Décision judiciaire de Conseil d'État, 20 mars 2018

Date de Résolution20 mars 2018
JuridictionVI
Nature Arrêt

CONSEIL D'ÉTAT, SECTION DU CONTENTIEUX ADMINISTRATIF.

LE PRÉSIDENT DE LA VIe CHAMBRE SIÉGEANT EN RÉFÉRÉ

A R R ÊT

nº 241.045 du 20 mars 2018

A.224.768/VI-21.210

En cause : du MONCEAU de BERGENDAL Diana,

ayant élu domicile chez

Me Stéphane RIXHON, avocat, avenue Winston Churchill 253/40 1180 Bruxelles,

contre :

la Région wallonne, représentée par son Gouvernement,

ayant élu domicile chez

Me Laurence RENOY, avocat, boulevard du Midi 29 6900 Marche-en-Famenne.

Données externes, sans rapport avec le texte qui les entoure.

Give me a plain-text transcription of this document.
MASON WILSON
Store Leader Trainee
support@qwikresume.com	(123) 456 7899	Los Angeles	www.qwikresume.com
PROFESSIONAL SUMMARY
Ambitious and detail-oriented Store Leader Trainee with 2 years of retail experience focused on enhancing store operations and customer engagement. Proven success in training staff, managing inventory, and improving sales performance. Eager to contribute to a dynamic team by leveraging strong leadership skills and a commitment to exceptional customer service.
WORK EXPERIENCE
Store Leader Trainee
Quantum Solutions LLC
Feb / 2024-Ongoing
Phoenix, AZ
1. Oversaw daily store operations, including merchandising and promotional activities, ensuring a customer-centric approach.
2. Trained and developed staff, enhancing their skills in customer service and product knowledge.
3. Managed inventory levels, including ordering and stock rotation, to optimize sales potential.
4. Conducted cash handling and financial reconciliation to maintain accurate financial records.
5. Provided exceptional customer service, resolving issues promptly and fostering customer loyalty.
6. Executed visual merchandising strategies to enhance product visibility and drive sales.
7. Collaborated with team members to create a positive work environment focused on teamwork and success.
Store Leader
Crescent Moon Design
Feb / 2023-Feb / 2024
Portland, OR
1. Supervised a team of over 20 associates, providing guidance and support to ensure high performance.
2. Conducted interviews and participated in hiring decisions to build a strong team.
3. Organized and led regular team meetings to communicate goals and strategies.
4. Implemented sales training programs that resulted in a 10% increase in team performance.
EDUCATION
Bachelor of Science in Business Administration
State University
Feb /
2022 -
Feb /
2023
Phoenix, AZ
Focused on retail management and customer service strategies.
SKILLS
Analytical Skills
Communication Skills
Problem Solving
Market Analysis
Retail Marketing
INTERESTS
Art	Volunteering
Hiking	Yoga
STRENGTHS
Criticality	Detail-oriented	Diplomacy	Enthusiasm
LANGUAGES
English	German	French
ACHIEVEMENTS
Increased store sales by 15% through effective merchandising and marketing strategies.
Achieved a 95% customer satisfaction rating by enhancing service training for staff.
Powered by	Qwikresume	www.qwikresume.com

------------------------------------------------------------------------------------------------------ I. Objet de la requête

Par une requête introduite le 14 mars 2018, Diana du MONCEAU de BERGENDAL sollicite la suspension, selon la procédure d'extrême urgence, de l'exécution de "la décision de saisie de la Région wallonne adoptée le 7 mars 2018 et qui n'a pas encore fait l'objet d'une notification officielle à la partie requérante".

II. Procédure

Par une ordonnance du 14 mars 2018, l'affaire a été fixée à l'audience du 16 mars 2018 à 11 heures.

Le dossier administratif a été déposé.

Le droit visé à l'article 70 et la contribution prévue à l’article 66, 6°, de l'arrêté du Régent du 23 août 1948 déterminant la procédure devant la section du contentieux administratif du Conseil d'État ont été acquittés.

M. David DE ROY, conseiller d'État, Président f.f., a exposé son rapport.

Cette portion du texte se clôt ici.